Trauma and Stressor related Disorders

Post-Traumatic Stress Disorder


Topic: Posttraumatic Stress Disorder (PTSD)

Author: Ala’ Moh’d Al Barbarawi

Scientific Editor: Ahda Jbarah

Linguistic Editor: Aroob Awwad Awwad.



Understanding PTSD

Posttraumatic stress disorder (PTSD) has adopted multiple names throughout history, including ‘shell shock’ during the first world war, and ‘combat fatigue’ the WWII. However, PTSD isn’t only present in soldiers who fought during war. It is a psychiatric disorder that can occur in people who have been through or witnessed a traumatic event which can be a natural disaster, a life-threatening accident, a terrorist act, war, combat, or rape. It can also happen to individuals who have been threatened with death, sexual violence, or serious injury. (1)



PTSD is not specific to a certain age group, nationality, culture, or ethnicity. It affects approximately 3.5% of U.S. adults every year, and it is estimated that around 1 in 11 persons will be diagnosed with PTSD in their lifetime. That being said, PTSD was found to occur twice more likely in women as well as three ethnic groups, (U.S. Latinos, African Americans, and American Indians), who were shown to have higher rates of PTSD than non-Latino whites. (1)

Assaultive violence holds the highest potential for developing PTSD. In males, the preeminent factor for acquiring PTSD is combat-related violence. However, in females, sexual violence is the strongest predictor. Women and younger people are more vulnerable to this disorder. Nevertheless, it is increasingly being recognized among the elderly. (2)



PTSD is a syndrome that results from exposure to threatened or serious injury or sexual assault. Its signs and symptoms appear to arise from complex interactions of psychological and neurobiological factors (e.g. certain genes can increase the risk).

In PTSD patients, alterations have been found to occur in the amygdala, prefrontal cortex, hippocampus, anterior cingulate, corpus callosum, as well as altered functioning of the hypothalamic-pituitary axis (HPA).


Risk and Prognostic Factors

Most people can quickly recover from certain trauma, meaning that they do not experience the dangerous psychological and physiological consequences of severe stress. However, those who do suffer from PTSD show some levels of vulnerability to these consequences. There are specific factors that promote resilience or vulnerability. (2)

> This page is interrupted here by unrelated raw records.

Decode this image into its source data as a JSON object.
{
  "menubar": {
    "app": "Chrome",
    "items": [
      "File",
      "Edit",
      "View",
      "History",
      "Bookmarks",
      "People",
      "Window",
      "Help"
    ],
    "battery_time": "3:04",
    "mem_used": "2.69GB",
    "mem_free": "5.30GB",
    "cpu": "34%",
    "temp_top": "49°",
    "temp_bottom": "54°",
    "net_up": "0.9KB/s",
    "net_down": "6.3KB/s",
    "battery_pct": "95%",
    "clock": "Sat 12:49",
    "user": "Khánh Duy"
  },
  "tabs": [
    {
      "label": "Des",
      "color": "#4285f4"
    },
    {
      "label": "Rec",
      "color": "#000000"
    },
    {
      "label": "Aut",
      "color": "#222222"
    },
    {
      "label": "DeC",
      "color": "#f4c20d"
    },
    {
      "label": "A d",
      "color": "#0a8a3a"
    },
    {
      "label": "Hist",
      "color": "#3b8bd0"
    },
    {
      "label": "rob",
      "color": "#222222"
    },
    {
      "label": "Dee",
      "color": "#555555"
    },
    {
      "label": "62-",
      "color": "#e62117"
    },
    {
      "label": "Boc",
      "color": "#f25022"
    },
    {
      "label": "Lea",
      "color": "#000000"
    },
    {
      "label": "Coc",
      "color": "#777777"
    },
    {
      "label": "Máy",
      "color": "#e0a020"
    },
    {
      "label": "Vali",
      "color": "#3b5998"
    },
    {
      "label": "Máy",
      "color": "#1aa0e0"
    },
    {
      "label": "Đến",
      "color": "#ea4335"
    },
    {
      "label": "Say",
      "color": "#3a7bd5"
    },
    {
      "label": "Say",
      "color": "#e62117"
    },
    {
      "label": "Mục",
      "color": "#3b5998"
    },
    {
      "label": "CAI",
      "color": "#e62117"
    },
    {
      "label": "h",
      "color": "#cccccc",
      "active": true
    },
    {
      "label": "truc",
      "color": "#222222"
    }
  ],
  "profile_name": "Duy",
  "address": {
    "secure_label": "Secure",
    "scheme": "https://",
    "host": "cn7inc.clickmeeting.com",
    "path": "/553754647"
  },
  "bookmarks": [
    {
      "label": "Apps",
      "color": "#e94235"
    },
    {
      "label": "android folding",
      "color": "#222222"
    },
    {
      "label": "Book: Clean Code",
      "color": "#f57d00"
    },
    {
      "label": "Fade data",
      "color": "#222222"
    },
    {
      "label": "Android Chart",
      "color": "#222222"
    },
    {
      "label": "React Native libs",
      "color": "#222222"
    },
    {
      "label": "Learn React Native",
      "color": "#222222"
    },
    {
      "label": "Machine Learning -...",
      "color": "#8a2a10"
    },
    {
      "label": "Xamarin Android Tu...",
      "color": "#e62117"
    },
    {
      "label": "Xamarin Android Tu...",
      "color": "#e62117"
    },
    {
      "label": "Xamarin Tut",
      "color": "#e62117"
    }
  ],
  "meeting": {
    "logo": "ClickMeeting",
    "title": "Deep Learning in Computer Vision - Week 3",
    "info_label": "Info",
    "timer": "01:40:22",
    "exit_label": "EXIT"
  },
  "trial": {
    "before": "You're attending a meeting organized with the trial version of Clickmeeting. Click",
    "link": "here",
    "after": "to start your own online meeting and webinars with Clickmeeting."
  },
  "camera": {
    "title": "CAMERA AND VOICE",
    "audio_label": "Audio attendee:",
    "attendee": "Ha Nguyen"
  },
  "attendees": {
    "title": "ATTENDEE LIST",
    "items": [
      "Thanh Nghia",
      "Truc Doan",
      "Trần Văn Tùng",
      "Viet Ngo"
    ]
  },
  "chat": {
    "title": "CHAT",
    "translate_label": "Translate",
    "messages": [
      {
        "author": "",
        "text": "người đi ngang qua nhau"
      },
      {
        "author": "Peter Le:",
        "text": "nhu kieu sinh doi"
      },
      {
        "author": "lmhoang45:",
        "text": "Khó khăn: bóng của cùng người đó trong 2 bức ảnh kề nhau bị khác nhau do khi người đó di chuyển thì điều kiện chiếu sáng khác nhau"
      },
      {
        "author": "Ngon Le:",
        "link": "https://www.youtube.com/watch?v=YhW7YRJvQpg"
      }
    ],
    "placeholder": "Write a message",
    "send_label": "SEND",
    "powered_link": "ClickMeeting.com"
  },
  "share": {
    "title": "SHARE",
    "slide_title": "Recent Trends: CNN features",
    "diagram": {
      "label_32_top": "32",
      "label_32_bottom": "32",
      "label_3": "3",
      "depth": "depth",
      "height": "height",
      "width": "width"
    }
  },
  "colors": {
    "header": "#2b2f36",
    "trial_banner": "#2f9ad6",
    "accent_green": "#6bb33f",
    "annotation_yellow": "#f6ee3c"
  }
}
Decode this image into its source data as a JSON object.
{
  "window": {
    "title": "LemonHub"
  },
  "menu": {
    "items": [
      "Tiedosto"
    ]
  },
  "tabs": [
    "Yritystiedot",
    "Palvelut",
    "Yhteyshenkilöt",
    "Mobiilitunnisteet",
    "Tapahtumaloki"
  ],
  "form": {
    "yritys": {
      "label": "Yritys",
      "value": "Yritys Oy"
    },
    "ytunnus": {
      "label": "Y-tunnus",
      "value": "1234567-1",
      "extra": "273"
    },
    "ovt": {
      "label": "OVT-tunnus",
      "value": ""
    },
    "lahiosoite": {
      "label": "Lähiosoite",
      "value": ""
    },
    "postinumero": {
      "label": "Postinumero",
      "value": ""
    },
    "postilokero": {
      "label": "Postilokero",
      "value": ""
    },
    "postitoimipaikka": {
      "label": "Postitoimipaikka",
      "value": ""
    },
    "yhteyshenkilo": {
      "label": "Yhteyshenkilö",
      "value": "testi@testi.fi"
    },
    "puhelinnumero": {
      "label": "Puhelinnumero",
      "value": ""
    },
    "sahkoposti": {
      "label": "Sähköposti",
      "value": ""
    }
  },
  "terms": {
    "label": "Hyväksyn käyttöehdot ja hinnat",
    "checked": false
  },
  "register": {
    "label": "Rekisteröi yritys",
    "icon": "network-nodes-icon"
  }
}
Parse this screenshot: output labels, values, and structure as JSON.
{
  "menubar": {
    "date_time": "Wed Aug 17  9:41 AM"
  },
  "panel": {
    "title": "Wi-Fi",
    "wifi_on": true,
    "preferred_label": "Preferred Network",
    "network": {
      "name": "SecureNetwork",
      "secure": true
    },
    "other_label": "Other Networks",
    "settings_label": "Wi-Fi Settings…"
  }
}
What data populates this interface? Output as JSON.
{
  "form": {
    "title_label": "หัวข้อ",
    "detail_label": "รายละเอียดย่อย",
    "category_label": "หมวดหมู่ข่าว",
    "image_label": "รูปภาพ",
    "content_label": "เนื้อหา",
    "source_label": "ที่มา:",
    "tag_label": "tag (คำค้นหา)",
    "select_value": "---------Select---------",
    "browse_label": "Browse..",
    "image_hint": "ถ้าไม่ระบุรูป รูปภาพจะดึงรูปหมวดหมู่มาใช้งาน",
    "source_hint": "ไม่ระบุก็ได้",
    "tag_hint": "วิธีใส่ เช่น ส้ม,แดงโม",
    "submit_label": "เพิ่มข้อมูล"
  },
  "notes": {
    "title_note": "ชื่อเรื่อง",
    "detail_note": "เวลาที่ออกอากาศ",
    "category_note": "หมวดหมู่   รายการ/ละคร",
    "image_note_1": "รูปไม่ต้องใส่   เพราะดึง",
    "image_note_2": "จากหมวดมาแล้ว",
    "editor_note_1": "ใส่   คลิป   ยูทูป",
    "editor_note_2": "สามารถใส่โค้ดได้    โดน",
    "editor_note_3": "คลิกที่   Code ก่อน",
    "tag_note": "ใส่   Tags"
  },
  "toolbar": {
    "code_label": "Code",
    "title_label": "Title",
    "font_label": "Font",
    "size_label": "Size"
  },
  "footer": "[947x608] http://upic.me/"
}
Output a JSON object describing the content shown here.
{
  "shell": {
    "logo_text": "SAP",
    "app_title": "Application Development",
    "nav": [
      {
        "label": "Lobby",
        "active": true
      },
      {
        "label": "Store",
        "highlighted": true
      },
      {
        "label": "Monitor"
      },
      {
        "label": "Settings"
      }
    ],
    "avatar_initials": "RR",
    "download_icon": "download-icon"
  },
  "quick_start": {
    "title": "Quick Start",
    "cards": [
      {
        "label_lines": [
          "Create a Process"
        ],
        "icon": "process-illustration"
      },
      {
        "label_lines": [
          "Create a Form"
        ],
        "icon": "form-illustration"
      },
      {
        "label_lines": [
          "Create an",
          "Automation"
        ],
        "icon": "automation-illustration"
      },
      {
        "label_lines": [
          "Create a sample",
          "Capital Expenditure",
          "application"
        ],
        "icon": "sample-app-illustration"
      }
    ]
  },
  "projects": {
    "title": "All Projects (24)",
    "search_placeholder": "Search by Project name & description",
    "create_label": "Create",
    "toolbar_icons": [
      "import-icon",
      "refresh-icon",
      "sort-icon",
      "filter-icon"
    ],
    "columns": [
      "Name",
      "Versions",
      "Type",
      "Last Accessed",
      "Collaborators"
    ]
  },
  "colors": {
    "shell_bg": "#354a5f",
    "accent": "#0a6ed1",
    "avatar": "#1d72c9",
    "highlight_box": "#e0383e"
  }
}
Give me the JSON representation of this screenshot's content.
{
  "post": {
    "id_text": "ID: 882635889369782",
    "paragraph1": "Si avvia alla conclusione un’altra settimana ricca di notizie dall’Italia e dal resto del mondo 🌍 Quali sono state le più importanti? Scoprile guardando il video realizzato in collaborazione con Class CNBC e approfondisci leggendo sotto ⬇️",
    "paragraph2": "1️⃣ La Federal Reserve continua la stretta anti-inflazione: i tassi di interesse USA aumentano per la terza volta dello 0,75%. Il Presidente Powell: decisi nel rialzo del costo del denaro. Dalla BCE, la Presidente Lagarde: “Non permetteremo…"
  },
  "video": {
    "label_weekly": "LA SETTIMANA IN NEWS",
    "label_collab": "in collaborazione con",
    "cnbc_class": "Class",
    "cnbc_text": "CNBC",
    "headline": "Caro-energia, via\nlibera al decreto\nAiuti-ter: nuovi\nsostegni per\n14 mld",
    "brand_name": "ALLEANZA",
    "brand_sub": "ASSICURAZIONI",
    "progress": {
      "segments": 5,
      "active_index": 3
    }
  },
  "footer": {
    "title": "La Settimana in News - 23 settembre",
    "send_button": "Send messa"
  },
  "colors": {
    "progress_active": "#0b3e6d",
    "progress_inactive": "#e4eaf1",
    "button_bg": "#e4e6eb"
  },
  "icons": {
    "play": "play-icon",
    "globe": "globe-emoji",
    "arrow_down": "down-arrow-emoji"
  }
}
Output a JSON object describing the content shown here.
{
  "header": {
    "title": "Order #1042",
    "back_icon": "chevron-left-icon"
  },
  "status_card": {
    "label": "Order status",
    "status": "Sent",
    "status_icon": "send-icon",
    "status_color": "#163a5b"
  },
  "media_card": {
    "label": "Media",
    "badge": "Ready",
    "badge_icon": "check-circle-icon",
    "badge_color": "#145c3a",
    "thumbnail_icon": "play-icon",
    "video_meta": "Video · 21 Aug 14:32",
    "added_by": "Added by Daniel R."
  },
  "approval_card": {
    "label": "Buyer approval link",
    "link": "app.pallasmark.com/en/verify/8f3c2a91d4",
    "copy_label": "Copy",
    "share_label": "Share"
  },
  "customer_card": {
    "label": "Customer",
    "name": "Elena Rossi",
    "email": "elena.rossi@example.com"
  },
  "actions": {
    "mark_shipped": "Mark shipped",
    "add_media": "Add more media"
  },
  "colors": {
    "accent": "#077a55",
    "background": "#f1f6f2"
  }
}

According to DSM-5, risk and protective factors are generally divided into pre-traumatic, peritraumatic, and posttraumatic factors.

Pre-traumatic factors:

  1. Temperamental factors: consist of childhood emotional problems up to the age of 6 years (e.g., prior traumatic exposure, externalizing, or anxiety problems) and prior mental disorders (e.g., panic disorder, depressive disorder, PTSD, or obsessive-compulsive disorder [OCD]).
  2. Environmental factors: include exposure to prior trauma (especially during childhood), lower socioeconomic status, childhood adversity (e.g. economic deprivation, family dysfunction, parental separation or death), cultural characteristics (e.g., fatalistic [one who believes that bad events cannot be avoided] or self-blaming coping strategies), minority ethnic status, lower intelligence, and a family history of psychiatric disorders. Social support before traumatic event exposure is protective.
  3. Genetic and physiological factors: include female gender and younger age at the time of trauma exposure (for adults). Specific genotypes can either protect against or increase the risk of PTSD after exposure to traumatic events.
    1. Genetic Risk Factors
      1. Polymorphisms in the Serotonin transporter gene affect the outcome; the long allele (l) in the SLC6A4 gene may have a protective effect while the short allele (s) may contribute to developing stress-related psychopathology(2,3).
      2. Higher risk is seen in different single nucleotide polymorphisms of the gene encoding a chaperone protein that influences the transcriptional effects of the glucocorticoid receptor (FKBP5). This higher risk is observed in children exposed to physical and sexual abuse. (4)
      3. Single nucleotide polymorphism in the BDNF gene influences the process of fear extinction; a physiologic mechanism relevant to PTSD pathophysiology (5).
      4. Different single nucleotide polymorphisms in the gene encoding the corticotropin-releasing hormone receptor-1 (CRHR1) appear to lower the risk of developing stress-related disorders among women with a history of childhood abuse(6). Similarly, the long-form variant of the neuropeptide Y (NPY) gene has been linked with a decreased risk of developing PTSD(7).
    2. Gender: Women may be at higher risk due to variations in hormonal levels. The levels of testosterone and dehydroepiandrosterone (DHEA) are positively correlated with resilient behavior (8,9,10) while the fluctuating levels of ovarian hormones (estrogen and progesterone) are correlated positively with anxious responses to stress (vulnerability)(11). However, high levels of oxytocin may decrease the risk of stress-related psychopathology(12).
    3. Lower performance on neuropsychological tasks assessing fluid intelligence (which is the ability to solve novel problems independently of previously acquired knowledge) was more vulnerable(13,14).

Peritraumatic factors

  1. Environmental factors: these include trauma severity (the greater the magnitude of the trauma, the greater the possibility of acquiring PTSD), perceived life threat, personal injury, and interpersonal violence (particularly if the trauma is caused by a caregiver or witnessing a threat to a caregiver in children). Also, adults with a history of childhood abuse are more likely to develop PTSD after adulthood trauma(2).
  2. Being in the military(2): being a perpetrator, witnessing atrocities, or killing the enemy.
  3. Dissociation taking place during the trauma and persisting

Posttraumatic factors

  1. Temperamental factors: compromised of negative appraisal, inappropriate coping mechanisms, and development of acute stress disorder.
  2. Environmental factors: include subsequent exposure to repeated upsetting reminders, subsequent adverse life events, and financial or other trauma-related losses. Family stability and support for children is a protective factor.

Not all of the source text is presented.